Britain’s decision to break up with the European Union has already taken its toll on the country’s retailers.
Footfall was 2.8% lower than last year in the five weeks ended July 2, according to the latest BRC-Springboard Footfall and Vacancies Monitor, released Monday. That drop was the sharpest decline since February 2014. Not to mention, a massive turn of events following May’s 0.3% rise.
In fact, footfall deteriorated from a 0.4% increase in the first week of the month to a 4.6% decline during the week of the referendum, which took place June 23, followed by a 3.4% fall in the wake of the result.
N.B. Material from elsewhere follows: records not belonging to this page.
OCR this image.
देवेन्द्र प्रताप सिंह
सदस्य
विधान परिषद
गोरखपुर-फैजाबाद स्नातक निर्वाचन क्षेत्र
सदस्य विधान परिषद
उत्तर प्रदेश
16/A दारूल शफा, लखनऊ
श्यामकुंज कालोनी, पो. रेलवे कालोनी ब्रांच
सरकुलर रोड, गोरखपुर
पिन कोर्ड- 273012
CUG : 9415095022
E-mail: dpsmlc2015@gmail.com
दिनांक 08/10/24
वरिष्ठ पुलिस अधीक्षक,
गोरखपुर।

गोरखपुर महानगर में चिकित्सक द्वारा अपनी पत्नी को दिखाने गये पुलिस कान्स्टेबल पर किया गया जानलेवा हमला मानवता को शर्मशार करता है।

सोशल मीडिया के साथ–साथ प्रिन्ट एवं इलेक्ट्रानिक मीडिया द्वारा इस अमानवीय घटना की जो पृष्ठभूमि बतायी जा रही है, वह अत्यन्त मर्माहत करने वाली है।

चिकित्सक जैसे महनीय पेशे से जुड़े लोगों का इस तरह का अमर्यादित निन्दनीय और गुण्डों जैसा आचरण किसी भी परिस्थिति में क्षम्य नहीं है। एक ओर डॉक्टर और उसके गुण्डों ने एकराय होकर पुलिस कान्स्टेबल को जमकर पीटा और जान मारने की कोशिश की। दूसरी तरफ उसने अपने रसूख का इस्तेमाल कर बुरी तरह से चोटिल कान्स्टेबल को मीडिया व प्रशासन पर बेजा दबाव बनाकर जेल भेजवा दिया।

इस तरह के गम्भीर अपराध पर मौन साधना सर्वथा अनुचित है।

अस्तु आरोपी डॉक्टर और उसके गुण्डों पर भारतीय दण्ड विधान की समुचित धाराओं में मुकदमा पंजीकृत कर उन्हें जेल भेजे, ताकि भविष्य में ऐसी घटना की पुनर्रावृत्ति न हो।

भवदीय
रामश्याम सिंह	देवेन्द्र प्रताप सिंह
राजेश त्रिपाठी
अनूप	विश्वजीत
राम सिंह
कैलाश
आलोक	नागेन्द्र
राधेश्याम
Despite June being the 38th consecutive month of deflation in the U.K., high streets (-3.7%), shopping centers (-2.3%) and retail parks (-1 percent) all experienced falling foot traffic throughout the month. Retail parks in particular recorded their worst monthly performance since November 2013.
“Retailers continue to focus relentlessly on delivering for shoppers day in, day out, and they know that providing a great in-store experience is key to driving up footfall. Although there is a level of uncertainty, it is important that this doesn’t deter us from the shopping and leisure activities we all enjoy,” Helen Dickinson, chief executive at the British Retail Consortium (BRC), said Monday. “The EU referendum will not have changed the in-store experience for customers and, crucially, the price of goods on the shelves. Now is a great time for shoppers as the summer sales begin in earnest following on from a record 38 months of falling shop prices.”
On a regional basis, the data showed that footfall was up 0.9% in June, improving on the 0.8% increase in May. But all other U.K. countries and regions experienced a decline, with the West Midlands, Greater London and Scotland each witnessing the sharpest drop-off.
“The results are shaped by a political and economic storm against a backdrop of rain downpours and generally inclement weather throughout the whole month,” said Diane Wehrle, marketing and insights director at Springboard, calling the results “unsurprising.” “Whilst the cooler more rainy weather than last year will explain some of this degradation in performance, it is unlikely that it will have accounted for all the 5 percent drop in footfall of across U.K. destinations in the seven days post the referendum.”
Most significant, she said, was the out-of-town footfall decline.
“It is more likely that consumers’ attention was diverted in the immediate aftermath—the issue for retailers is how quickly shoppers will return to their usual patterns of behavior,” Wehrle added.
Dickinson echoed this sentiment. “June has seen many distractions from Euro 2016 to Wimbledon so heading out to the shops seems to have slipped down the priority list for many. In the coming months we all must redouble our efforts to remind customers that now is a great time to get out into their local communities,” she said.